Azerbaijan may be an absolute dictatorship and a family fiefdom, but domestic politics still matter and amplify U.S. leverage. Aliyev may appear triumphant, but he is savvy enough to know that Azeris will soon learn the cost of their military victory. Not only do they now have jihadi Syrian militias on their soil who apparently refuse to leave, but they have also become a Turkish satellite state with Turkish troops on their territory. Turkish President Recep Tayyip Erdoğan’s military assistance was not altruistic, but rather came at the cost of Azerbaijan’s true independence. Aliyev may view Erdoğan as an equal, but Erdoğan sees Aliyev as a subordinate, little different than the president of his puppet state in northern Cyprus. Meanwhile, Azerbaijan lost several thousand troops. Their families may be silent for now, but Aliyev’s inability to repopulate Shusha—the crown jewel of his expensive campaign—could amplify the domestic pressure he faces when Azeris realize their president was stupid to trust Putin.
Aliyev also erred in his refusal to negotiate Artsakh’s status. Armenia has long deferred recognition of the republic out of deference to the Minsk process. By embracing unilateralism, Aliyev is empowering Armenia to do the same. In the past, Yerevan may have also believed that such action could be provocative and upset the status quo. With Russian troops now separating Azeri forces from their Armenian counterparts, such considerations could fall by the wayside. Indeed, Aliyev’s actions could put a Kosovo solution for Nagorno-Karabakh on the table.

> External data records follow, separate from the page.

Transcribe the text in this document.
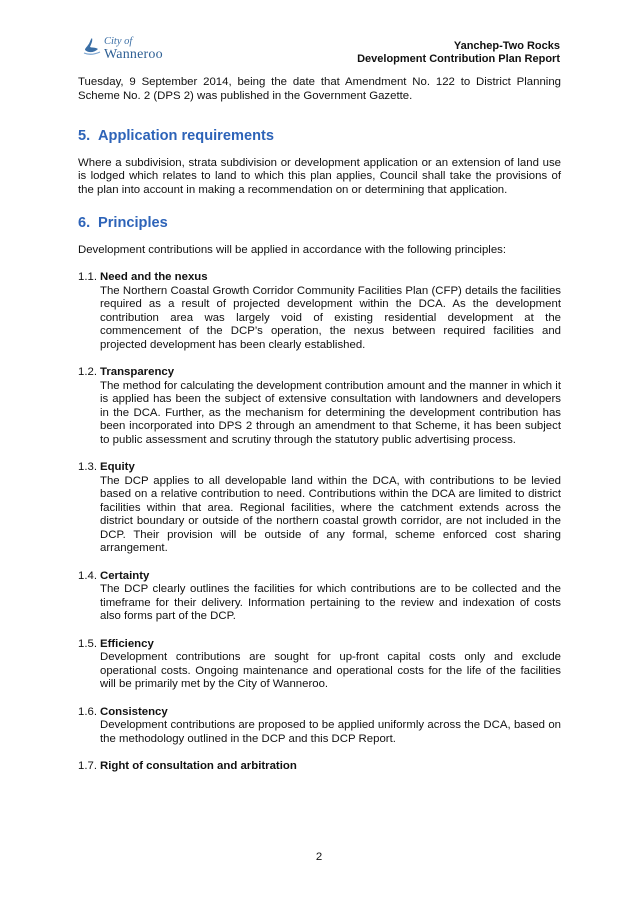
City of
Wanneroo
Yanchep-Two Rocks
Development Contribution Plan Report

Tuesday, 9 September 2014, being the date that Amendment No. 122 to District Planning Scheme No. 2 (DPS 2) was published in the Government Gazette.

5. Application requirements

Where a subdivision, strata subdivision or development application or an extension of land use is lodged which relates to land to which this plan applies, Council shall take the provisions of the plan into account in making a recommendation on or determining that application.

6. Principles

Development contributions will be applied in accordance with the following principles:

1.1. Need and the nexus

The Northern Coastal Growth Corridor Community Facilities Plan (CFP) details the facilities required as a result of projected development within the DCA. As the development contribution area was largely void of existing residential development at the commencement of the DCP’s operation, the nexus between required facilities and projected development has been clearly established.

1.2. Transparency

The method for calculating the development contribution amount and the manner in which it is applied has been the subject of extensive consultation with landowners and developers in the DCA. Further, as the mechanism for determining the development contribution has been incorporated into DPS 2 through an amendment to that Scheme, it has been subject to public assessment and scrutiny through the statutory public advertising process.

1.3. Equity

The DCP applies to all developable land within the DCA, with contributions to be levied based on a relative contribution to need. Contributions within the DCA are limited to district facilities within that area. Regional facilities, where the catchment extends across the district boundary or outside of the northern coastal growth corridor, are not included in the DCP. Their provision will be outside of any formal, scheme enforced cost sharing arrangement.

1.4. Certainty

The DCP clearly outlines the facilities for which contributions are to be collected and the timeframe for their delivery. Information pertaining to the review and indexation of costs also forms part of the DCP.

1.5. Efficiency

Development contributions are sought for up-front capital costs only and exclude operational costs. Ongoing maintenance and operational costs for the life of the facilities will be primarily met by the City of Wanneroo.

1.6. Consistency

Development contributions are proposed to be applied uniformly across the DCA, based on the methodology outlined in the DCP and this DCP Report.

1.7. Right of consultation and arbitration
2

In short, the United States and France have more leverage in the Minsk Group than their leaders now realize. At first glance, the new status quo appears a defeat for Armenia and the idea of self-determination for Armenians in Nagorno-Karabakh. But Aliyev’s miscalculations, mistakes, and triumphalist rhetoric may have just opened the door to a new status quo. It is time for the State Department and Quai d’Orsay to seize the opportunity.